On Letters We Never Sent:

This is a book of quotes and epigrams, speculation and anecdote, yearnings and palimpsests, and voices in profusion as David Reiter puts his head down into historical but also fictive intertexts of Tahiti. “I am tired of old planets” one of these voices says, and we too travel through his richly interwoven monologues to search out the nature of art, of civilisation.... These poems even name the siren call of the Internet as the new exotic, the medium of desire. But I was especially struck by the central idea of letters ‘never sent’ as poetic speculation, at its most pointed in the wit and banter between Gauguin and Van Gogh, climaxing in the wonderful Van Gogh commentaries on the famous paintings. — Philip Salom

Gauguin in the South Seas, Van Gogh in Arles, surfing the Internet, stumbling into chat rooms or a fish and chip shop in the Cook Islands, explorations of past travellers and the random confused explorations of the Information Highway… Such is the exciting collage of images Reiter places skillfully before us. Phrases, lines, stories that reflect back and forth touching always on the dream of happiness, the longing to make sense of ourselves. — Peter Boyle


When a title sells out, authors and publishers have mixed feelings. The author is gratified to have a substantial readership and the publisher has room for new books. David Reiter’s first four poetry titles have sold out, so he must have a dedicated following indeed!

To reprint or not to reprint? IP was David’s publisher only for the most recent of the four, Hemingway in Spain and Selected Poems. We could have easily reprinted it, but then what about his award winning Penguin title, The Cave After Saltwater Tide, and the very popular Changing House and The Snow in Us?

The best solution seemed to be a Selected and New; hence our offering of Kiss and Tell, which includes a generous sample of work from David’s five books of poetry to date, including Letters We Never Sent, plus 22 new poems drawn from his recent experiments with “literary multimedia”.

Most of these new poems are so new that they haven’t been published individually as yet. And because they are part of his multimedia projects, this may be your only chance to see them in print form!

So what are you waiting for?

David Reiter

The challenge for readers of David P Reiter’s work over the past 15 years has been trying to pin down his art and influences. Not an easy task. His imagination resists cultural razor wire by composing without a passport, accepting no subject as off-limits. And this multi-award winning author more often sets the trends these days rather than following them.

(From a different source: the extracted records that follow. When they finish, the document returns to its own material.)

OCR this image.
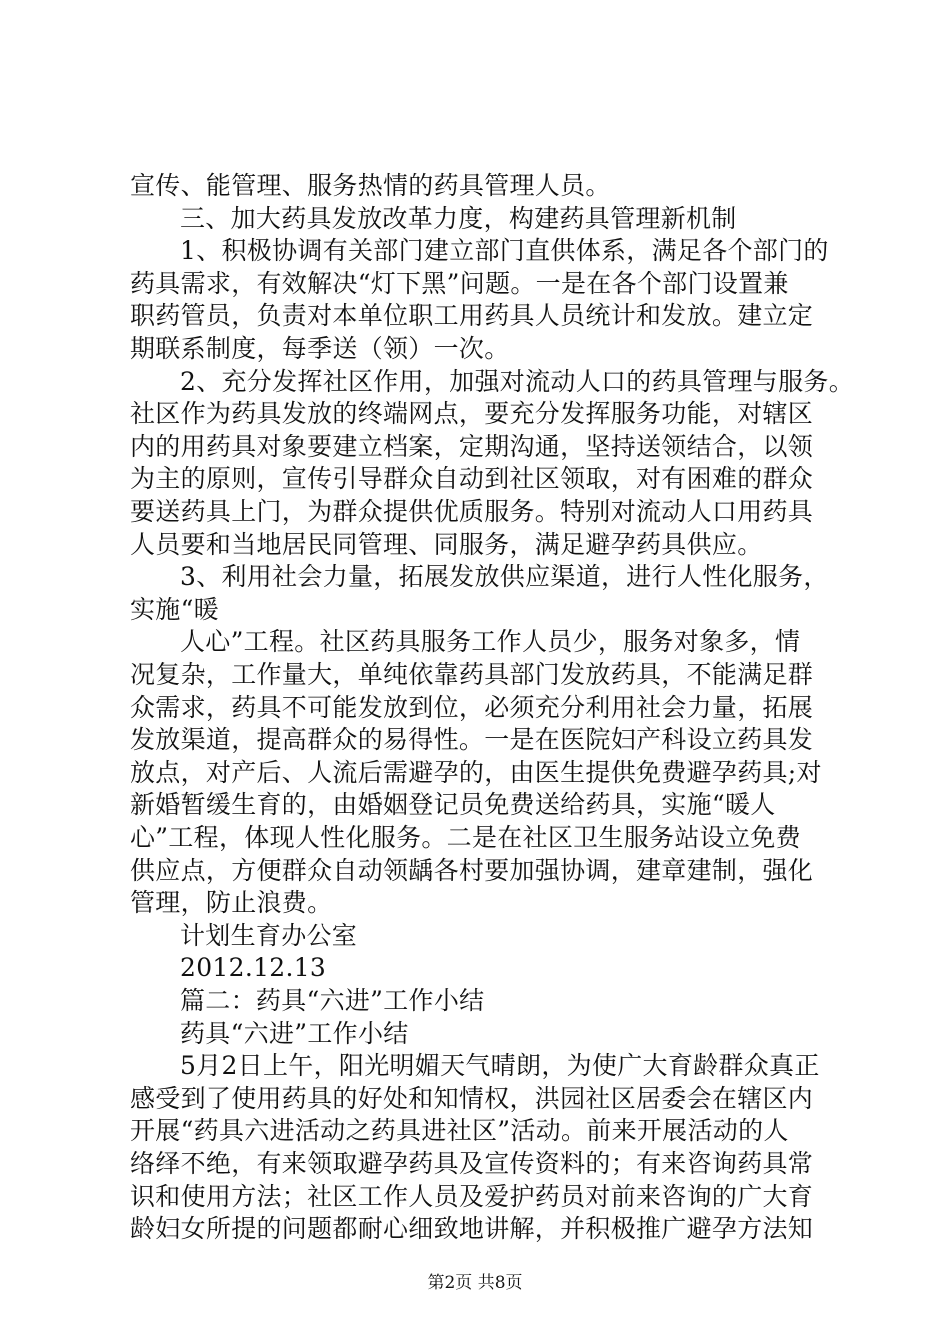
宣传、能管理、服务热情的药具管理人员。
三、加大药具发放改革力度，构建药具管理新机制
1、积极协调有关部门建立部门直供体系，满足各个部门的
药具需求，有效解决“灯下黑”问题。一是在各个部门设置兼
职药管员，负责对本单位职工用药具人员统计和发放。建立定
期联系制度，每季送（领）一次。
2、充分发挥社区作用，加强对流动人口的药具管理与服务。
社区作为药具发放的终端网点，要充分发挥服务功能，对辖区
内的用药具对象要建立档案，定期沟通，坚持送领结合，以领
为主的原则，宣传引导群众自动到社区领取，对有困难的群众
要送药具上门，为群众提供优质服务。特别对流动人口用药具
人员要和当地居民同管理、同服务，满足避孕药具供应。
3、利用社会力量，拓展发放供应渠道，进行人性化服务，
实施“暖
人心”工程。社区药具服务工作人员少，服务对象多，情
况复杂，工作量大，单纯依靠药具部门发放药具，不能满足群
众需求，药具不可能发放到位，必须充分利用社会力量，拓展
发放渠道，提高群众的易得性。一是在医院妇产科设立药具发
放点，对产后、人流后需避孕的，由医生提供免费避孕药具;对
新婚暂缓生育的，由婚姻登记员免费送给药具，实施“暖人
心”工程，体现人性化服务。二是在社区卫生服务站设立免费
供应点，方便群众自动领龋各村要加强协调，建章建制，强化
管理，防止浪费。
计划生育办公室
2012.12.13
篇二：药具“六进”工作小结
药具“六进”工作小结
5月2日上午，阳光明媚天气晴朗，为使广大育龄群众真正
感受到了使用药具的好处和知情权，洪园社区居委会在辖区内
开展“药具六进活动之药具进社区”活动。前来开展活动的人
络绎不绝，有来领取避孕药具及宣传资料的；有来咨询药具常
第2页 共8页
识和使用方法；社区工作人员及爱护药员对前来咨询的广大育
龄妇女所提的问题都耐心细致地讲解，并积极推广避孕方法知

This is his sixth collection of poetry. His first, The Snow in Us, is set in the Canadian Arctic, where David lived for a short time among the Inuit. It was published in 1989 by Five Islands Press, as a part of its first cooperative cycle. Changing House (1991) was published by Jacaranda Press. It focuses on Mexico and North America, arriving in Australia rather late in the piece. The Cave After Saltwater Tide (Penguin, 1994) won the Queensland Premier’s Award, while Hemingway in Spain and Selected Poems (IP, 1997) was short-listed for the Adelaide Festival’s John Bray Award. His most recent poetry book is Letters We Never Sent (IP, 2000)

He stubbornly clings to the view that poetry does have a future, and a bright one. Some of the new work here has been drawn from his forays into artforms such as “literary multimedia” where poetry – the most adaptable of literary forms – finds a new home. Whether in print, on CD, or the Internet, David P Reiter will continue to demand our close attention.